Noc w szkole ... Niektórzy tak kochają szkołę, że aż chcą w niej spać.
Nasza nie była zbyt duża, miała 1 piętro i strych. Na parterze znajdowało się parę sal, hall,
3 korytarze i stołówka.
Noc w szkole była pomysłem dziewczyn, z naszej klasy, z okazji dnia chłopaka. Dla mnie ekstra, uwielbiam tych ludzi, było nas szesnastu.

Poszliśmy do sali numer 10 na ten nieszczęsny film, ,,Obecność" czy inne gówno które ma być straszne. Bardziej interesowali mnie ludzie niż film. Usiadłem za Mają, obok mnie na krześle usiadł Wojtek a za mną siedział mój najlepszy przyjaciel Janek do którego przytulała się Zosia. W sumie w sali było nas 10, reszta nie chciała oglądać filmu i grała w jakieś planszówki. Po godzinie wszyscy mieli film w dupie i rozmawiali jedząc pizze, którą zamówiły dziewczyny:
-Dominik a gdybyś miał okazję to skoczył byś ze spadochronem? -zapytał Wojtek
-Nie wiem trochę straszne a ty Maja ? -
Maja wpatrywała się w okno z którego było widać kawał boiska i wejście frontowe szkoły
-Maja ? -chwyciłem ją za ramię
-Patrz- wskazała za okno gdzie było widać jakąś postać poruszającą się po chodniku. Faktycznie człowiek ten strasznie kulał.
-E, tam pewnie jakiś pijak- Powiedział Wojtek i dalej jadł pizze.
-Ta. Pewnie tak-
Po filmie zdecydowaliśmy że zaczniemy się bawić w chowanego ...
Mimo że mieliśmy po 17 lat to wszyscy to uwielbialiśmy tę zabawę nauczyciele którzy nas pilnowali wyszli na zewnątrz zapalić a my zaczęliśmy zabawę. Pobiegłem do wejścia przy szkole tam gdzie palili nauczyciele stanąłem za automatem i spokojnie czekałem.

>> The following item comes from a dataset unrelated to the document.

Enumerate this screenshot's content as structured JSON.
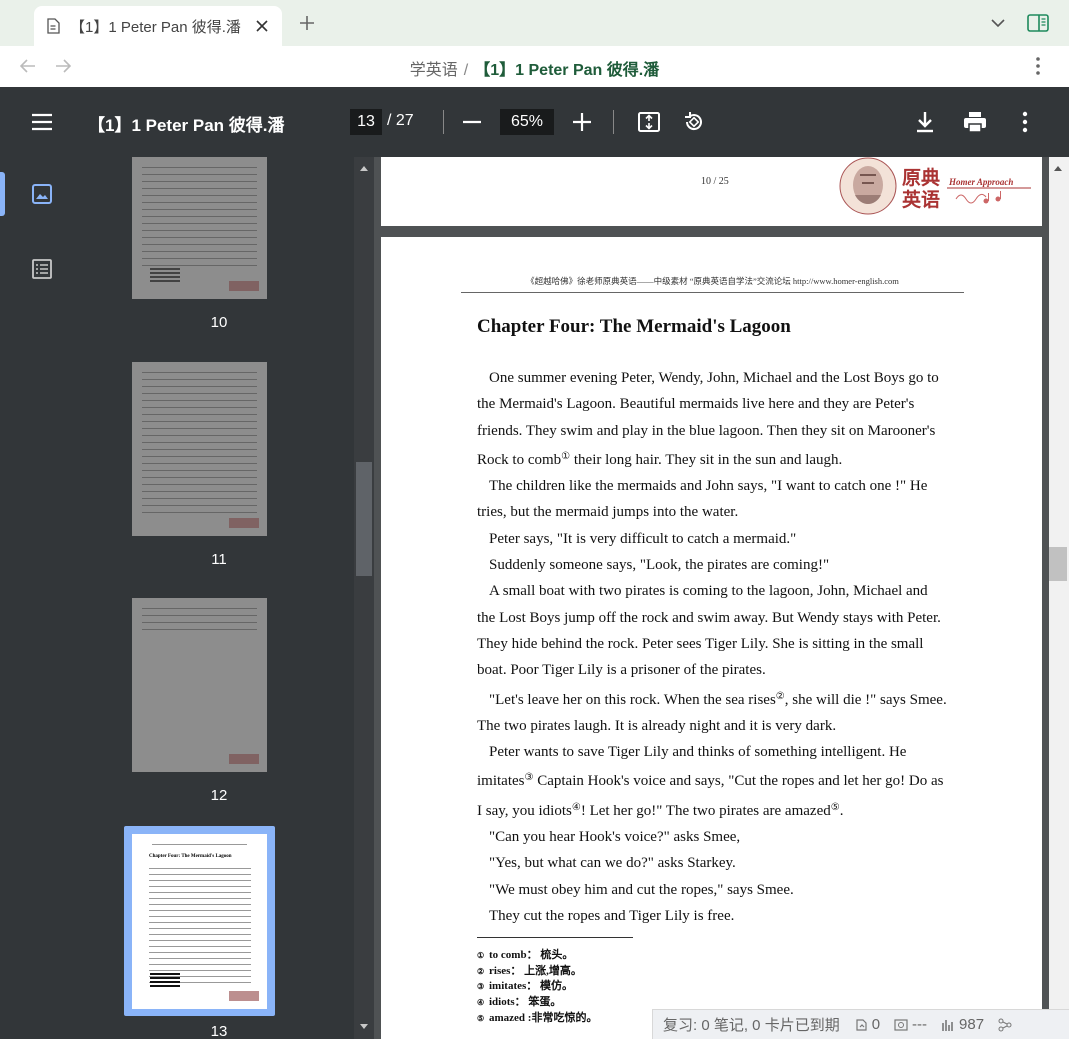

Po 10 minutach przybiegła do mnie Maja wetknęła się między mnie a automat i tak stała uśmiechając się do mnie szeroko:
-I co tam? -zaczeła.
Ja piernicze jaka ona jest ładna, nie jest to jakaś tapeciara po prostu ma piękne brązowe oczy średniej długości brązowe włosy i jest o pół głowy ode mnie niższa. Nie jest gruba, jest idealna. W sensie to nie jest patyk tak jak niektóre ale ona jest po prostu idealna. Tak to jest taka przyjaźń, gdzie ja chcę więcej ale wiem że to wszystko się rozwali...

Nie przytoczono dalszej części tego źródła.